En lien avec la réforme du Conseil supérieur de la magistrature, ce projet de loi, même s’il ne propose pas, à juste titre, un statut véritablement rénové du parquet, permet de trouver un point d’équilibre entre la compétence du ministre de la justice dans la conduite de la politique pénale déterminée par le Gouvernement et l’attribution au ministère public de l’exercice de l’action publique.

J’ajoute que des améliorations apportées par notre commission des lois à l’initiative de notre rapporteur donnent des garanties supplémentaires en termes de transparence.

Nous souscrivons en particulier au principe de publicité des instructions générales de politique pénale, qui sont adressées par le garde des sceaux aux magistrats du ministère public, afin que chaque citoyen puisse connaître des choix du ministre de la justice en matière de politique pénale. Dans le même esprit, nous sommes favorables à une déclaration, chaque année, du Gouvernement devant le Parlement, qui pourrait être suivie d’un débat, sur la mise en oeuvre de sa politique pénale.

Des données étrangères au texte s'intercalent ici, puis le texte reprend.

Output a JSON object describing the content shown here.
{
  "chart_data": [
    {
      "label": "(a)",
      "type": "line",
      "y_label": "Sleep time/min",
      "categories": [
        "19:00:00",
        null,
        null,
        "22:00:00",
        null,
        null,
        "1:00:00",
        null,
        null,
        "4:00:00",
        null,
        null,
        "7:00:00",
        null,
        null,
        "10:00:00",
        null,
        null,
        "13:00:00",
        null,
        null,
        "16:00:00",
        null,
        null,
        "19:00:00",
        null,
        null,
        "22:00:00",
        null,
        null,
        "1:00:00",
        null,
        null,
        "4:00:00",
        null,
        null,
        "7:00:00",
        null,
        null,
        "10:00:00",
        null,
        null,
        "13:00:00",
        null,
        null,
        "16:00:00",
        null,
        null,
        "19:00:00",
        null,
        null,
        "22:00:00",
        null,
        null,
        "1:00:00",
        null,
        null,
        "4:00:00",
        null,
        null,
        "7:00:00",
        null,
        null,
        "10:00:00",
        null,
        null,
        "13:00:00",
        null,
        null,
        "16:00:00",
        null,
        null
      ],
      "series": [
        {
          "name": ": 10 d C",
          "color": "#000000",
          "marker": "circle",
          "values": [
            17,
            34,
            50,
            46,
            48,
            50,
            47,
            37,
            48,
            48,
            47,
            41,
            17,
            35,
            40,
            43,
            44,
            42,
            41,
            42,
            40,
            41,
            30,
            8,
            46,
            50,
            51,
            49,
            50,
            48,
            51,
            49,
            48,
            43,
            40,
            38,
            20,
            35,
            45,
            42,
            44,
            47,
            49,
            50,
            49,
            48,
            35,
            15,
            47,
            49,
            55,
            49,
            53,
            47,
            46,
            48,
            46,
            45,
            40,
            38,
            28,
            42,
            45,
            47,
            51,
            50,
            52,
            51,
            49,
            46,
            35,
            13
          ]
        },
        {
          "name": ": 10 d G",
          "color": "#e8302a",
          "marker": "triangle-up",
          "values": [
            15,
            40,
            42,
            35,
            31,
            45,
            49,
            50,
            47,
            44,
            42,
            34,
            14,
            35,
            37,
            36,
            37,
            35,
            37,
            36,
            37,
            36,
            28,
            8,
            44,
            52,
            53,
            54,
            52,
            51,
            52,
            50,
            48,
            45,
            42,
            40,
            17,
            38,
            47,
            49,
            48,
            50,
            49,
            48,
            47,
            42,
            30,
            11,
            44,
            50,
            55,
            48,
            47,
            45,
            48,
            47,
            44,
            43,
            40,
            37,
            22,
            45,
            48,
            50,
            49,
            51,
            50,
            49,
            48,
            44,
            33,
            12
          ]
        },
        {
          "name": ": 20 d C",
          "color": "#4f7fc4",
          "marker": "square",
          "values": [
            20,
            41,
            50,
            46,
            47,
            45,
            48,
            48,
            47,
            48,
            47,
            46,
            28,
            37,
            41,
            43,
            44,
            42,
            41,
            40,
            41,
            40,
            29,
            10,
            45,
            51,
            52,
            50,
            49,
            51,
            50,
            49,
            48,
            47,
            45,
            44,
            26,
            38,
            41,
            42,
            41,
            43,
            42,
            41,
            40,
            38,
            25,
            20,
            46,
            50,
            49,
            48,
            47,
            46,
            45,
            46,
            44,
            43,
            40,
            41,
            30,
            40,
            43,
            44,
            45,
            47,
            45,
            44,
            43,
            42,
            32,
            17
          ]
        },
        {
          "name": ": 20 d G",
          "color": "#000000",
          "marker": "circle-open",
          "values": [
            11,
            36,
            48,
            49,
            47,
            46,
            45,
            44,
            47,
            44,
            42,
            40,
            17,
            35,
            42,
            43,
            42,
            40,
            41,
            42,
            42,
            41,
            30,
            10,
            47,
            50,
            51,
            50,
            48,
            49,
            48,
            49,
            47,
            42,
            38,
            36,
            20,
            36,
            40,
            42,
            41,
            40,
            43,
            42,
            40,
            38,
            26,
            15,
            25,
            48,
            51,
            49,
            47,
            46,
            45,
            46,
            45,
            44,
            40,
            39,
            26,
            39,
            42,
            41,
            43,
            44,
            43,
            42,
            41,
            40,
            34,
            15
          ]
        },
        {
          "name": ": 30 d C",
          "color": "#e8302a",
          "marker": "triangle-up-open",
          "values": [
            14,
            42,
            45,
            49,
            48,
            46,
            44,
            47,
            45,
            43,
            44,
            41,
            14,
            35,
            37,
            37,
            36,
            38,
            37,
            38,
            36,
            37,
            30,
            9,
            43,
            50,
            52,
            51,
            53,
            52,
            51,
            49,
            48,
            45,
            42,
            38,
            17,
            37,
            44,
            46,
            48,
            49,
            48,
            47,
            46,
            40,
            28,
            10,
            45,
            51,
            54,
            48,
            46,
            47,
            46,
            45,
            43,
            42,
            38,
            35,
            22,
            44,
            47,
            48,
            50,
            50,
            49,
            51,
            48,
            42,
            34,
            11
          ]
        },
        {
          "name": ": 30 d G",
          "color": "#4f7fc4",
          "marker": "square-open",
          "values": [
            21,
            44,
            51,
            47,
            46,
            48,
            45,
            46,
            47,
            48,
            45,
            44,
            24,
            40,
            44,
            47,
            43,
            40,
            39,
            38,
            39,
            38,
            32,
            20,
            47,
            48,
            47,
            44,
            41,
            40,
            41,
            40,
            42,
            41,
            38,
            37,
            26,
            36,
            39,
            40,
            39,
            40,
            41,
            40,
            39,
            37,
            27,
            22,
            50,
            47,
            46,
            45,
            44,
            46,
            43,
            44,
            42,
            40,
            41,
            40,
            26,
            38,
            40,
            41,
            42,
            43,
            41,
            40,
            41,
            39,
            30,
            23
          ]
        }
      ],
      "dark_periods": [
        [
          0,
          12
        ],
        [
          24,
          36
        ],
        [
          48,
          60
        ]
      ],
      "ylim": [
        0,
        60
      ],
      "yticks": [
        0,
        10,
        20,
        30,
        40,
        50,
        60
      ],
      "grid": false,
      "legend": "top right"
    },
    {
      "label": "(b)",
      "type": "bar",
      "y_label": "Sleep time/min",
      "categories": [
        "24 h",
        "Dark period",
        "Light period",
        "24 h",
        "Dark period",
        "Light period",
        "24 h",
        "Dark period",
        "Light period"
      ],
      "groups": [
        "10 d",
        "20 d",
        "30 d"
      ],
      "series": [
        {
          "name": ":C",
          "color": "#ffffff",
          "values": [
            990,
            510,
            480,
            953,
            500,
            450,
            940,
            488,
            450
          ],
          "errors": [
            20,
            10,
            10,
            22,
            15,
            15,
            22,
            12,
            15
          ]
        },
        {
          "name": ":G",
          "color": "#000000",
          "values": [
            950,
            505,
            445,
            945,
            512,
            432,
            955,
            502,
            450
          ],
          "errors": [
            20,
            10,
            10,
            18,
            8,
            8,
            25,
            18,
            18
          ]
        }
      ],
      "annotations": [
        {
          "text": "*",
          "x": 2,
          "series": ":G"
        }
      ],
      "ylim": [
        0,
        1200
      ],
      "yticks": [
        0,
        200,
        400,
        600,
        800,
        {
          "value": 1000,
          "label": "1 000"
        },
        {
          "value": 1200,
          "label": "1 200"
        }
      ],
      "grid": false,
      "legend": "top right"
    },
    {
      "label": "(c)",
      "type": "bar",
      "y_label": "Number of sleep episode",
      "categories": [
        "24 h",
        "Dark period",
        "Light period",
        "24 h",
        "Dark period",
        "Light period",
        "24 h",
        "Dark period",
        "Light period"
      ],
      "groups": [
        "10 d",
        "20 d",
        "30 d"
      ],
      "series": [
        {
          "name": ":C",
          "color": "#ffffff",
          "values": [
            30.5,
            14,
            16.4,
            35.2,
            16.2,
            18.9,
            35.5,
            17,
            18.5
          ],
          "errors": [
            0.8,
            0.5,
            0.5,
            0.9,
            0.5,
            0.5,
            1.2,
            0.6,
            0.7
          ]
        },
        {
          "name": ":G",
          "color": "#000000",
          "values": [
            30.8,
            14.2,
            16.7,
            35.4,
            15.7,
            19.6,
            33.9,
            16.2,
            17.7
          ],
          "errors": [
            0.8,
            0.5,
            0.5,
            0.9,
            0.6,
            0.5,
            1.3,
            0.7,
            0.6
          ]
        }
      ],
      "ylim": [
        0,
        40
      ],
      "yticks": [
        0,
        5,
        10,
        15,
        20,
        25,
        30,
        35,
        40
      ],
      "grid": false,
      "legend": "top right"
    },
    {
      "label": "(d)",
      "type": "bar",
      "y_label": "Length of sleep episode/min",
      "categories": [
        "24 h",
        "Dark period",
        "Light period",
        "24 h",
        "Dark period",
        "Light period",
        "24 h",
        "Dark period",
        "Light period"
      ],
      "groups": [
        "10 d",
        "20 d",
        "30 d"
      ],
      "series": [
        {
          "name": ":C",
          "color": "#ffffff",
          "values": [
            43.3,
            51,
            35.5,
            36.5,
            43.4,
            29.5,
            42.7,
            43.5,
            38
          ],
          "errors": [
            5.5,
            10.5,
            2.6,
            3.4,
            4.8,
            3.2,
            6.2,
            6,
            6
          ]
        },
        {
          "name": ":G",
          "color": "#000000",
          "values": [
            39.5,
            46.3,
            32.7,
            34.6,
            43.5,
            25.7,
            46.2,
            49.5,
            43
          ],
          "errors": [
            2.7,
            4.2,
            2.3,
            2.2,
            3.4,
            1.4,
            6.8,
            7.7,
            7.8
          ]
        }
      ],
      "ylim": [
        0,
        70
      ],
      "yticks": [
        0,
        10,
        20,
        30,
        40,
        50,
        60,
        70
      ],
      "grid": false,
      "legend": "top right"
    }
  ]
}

L’interdiction désormais faite au garde des sceaux d’adresser aux magistrats du ministère public aucune forme d’instruction dans les affaires individuelles revêt une forte valeur symbolique. Cette prohibition sera gravée dans le marbre de la loi, même si aucune disposition du texte n’en garantit l’effectivité dans la pratique. L’on pourrait également s’interroger sur l’incidence réelle de cette interdiction sur certaines pratiques professionnelles telles que celles relatées par le Syndicat de la magistrature dans ses observations du 16 mai 2013 sur le projet de loi. Il serait, selon lui, encore d’usage, dans de nombreux parquets, d’imposer aux substituts de demander à leurs supérieurs hiérarchiques l’autorisation d’ouvrir une information judiciaire, ou de faire signer par ces mêmes supérieurs leurs réquisitoires définitifs en matière criminelle, alors que chaque magistrat du parquet est censé, aux termes de la loi, pouvoir choisir les modalités des poursuite qu’il estime adaptées. La Cour de cassation a d’ailleurs rappelé qu’un magistrat du parquet « puise en sa seule qualité, en dehors de toute délégation de pouvoir, le droit d’accomplir tous les actes rentrant dans l’exercice de l’action publique. »

Au-delà de ces interrogations, nous considérons que ce projet de loi constitue une avancée réelle et importante pour lever les soupçons de dépendance et de partialité qui décrédibilisent l’institution judiciaire aux yeux de nos concitoyens. C’est la raison pour laquelle les députés du Front de gauche voteront pour ce projet de loi.